Efectivamente, comenzaba una etapa lejos de mi familia, en una nueva ciudad (que, por otra parte, me tiene enamorada): si lo pienso ahora, ¿qué mejor momento para hacer “borrón y cuenta nueva”? De todas formas, mis pensamientos andaban por derroteros muy diferentes en aquel entonces, así que hice caso omiso y me lancé a la aventura. Y, claro, no pude deshacerme del equipaje. Cada rincón que descubría, cada persona que me intrigaba, cada cosa nueva que aprendía la veía tras un incómodo velo que yo misma había decidido no quitar. ¿Por qué? ¿Porque me duele pensar que he terminado aquí? Más me duele lo otro, mucho más.

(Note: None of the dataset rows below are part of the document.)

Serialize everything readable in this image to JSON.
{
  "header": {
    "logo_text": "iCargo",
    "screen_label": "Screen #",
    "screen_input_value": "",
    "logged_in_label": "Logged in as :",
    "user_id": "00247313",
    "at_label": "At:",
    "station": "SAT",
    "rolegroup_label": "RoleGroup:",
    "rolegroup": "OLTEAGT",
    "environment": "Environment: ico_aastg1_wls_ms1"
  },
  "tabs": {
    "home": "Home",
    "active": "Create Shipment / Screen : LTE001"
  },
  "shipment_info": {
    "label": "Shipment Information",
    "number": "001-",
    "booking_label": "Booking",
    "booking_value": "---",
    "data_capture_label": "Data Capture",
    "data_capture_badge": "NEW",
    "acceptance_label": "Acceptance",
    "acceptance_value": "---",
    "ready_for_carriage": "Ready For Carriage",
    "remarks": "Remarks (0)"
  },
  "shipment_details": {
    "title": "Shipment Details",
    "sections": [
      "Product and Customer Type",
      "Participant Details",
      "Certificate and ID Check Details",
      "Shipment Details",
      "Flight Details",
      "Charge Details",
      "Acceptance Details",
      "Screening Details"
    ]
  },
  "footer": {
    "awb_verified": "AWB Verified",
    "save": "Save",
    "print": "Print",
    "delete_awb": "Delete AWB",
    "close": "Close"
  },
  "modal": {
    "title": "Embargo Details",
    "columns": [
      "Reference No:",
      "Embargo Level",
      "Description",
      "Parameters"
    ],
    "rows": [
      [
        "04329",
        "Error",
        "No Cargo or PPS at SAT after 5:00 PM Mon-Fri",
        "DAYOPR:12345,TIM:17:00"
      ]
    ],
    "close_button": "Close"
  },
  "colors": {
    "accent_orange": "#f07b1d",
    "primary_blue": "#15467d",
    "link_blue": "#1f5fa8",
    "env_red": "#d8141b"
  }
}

Quien se declara en huelga se abstiene de realizar determinadas actividades y conductas que normalmente realiza. Esto es, protesta contra aquello que considera que es injusto para su persona, y que le impide desarrollarse. Siempre me ha dado fuerza pensar que eso fue lo que hice yo: quejarme, quejarme de la parte de mí misma que me hacía la vida imposible. Al principio el impulso vino de mi madre, pero también de la que en la época era una de mis mejores amigas. Empecé a plantearme que mi trastorno era injusto, me imponía unas condiciones bajo las cuales no quería vivir, que me hacían infeliz… Y yo sola no podía con él, porque se alojaba dentro de mí. ¿Cómo se declara uno en huelga de sí mismo? Bien, necesita algo que le guíe, que le recuerde qué cosas propias son valiosas y dignas de conservar, y cuáles no le pertenecen y deben ser desterradas. En definitiva, necesita ayuda. Eso, en esencia (y cómo no, muy resumidamente) es lo que el tratamiento significa.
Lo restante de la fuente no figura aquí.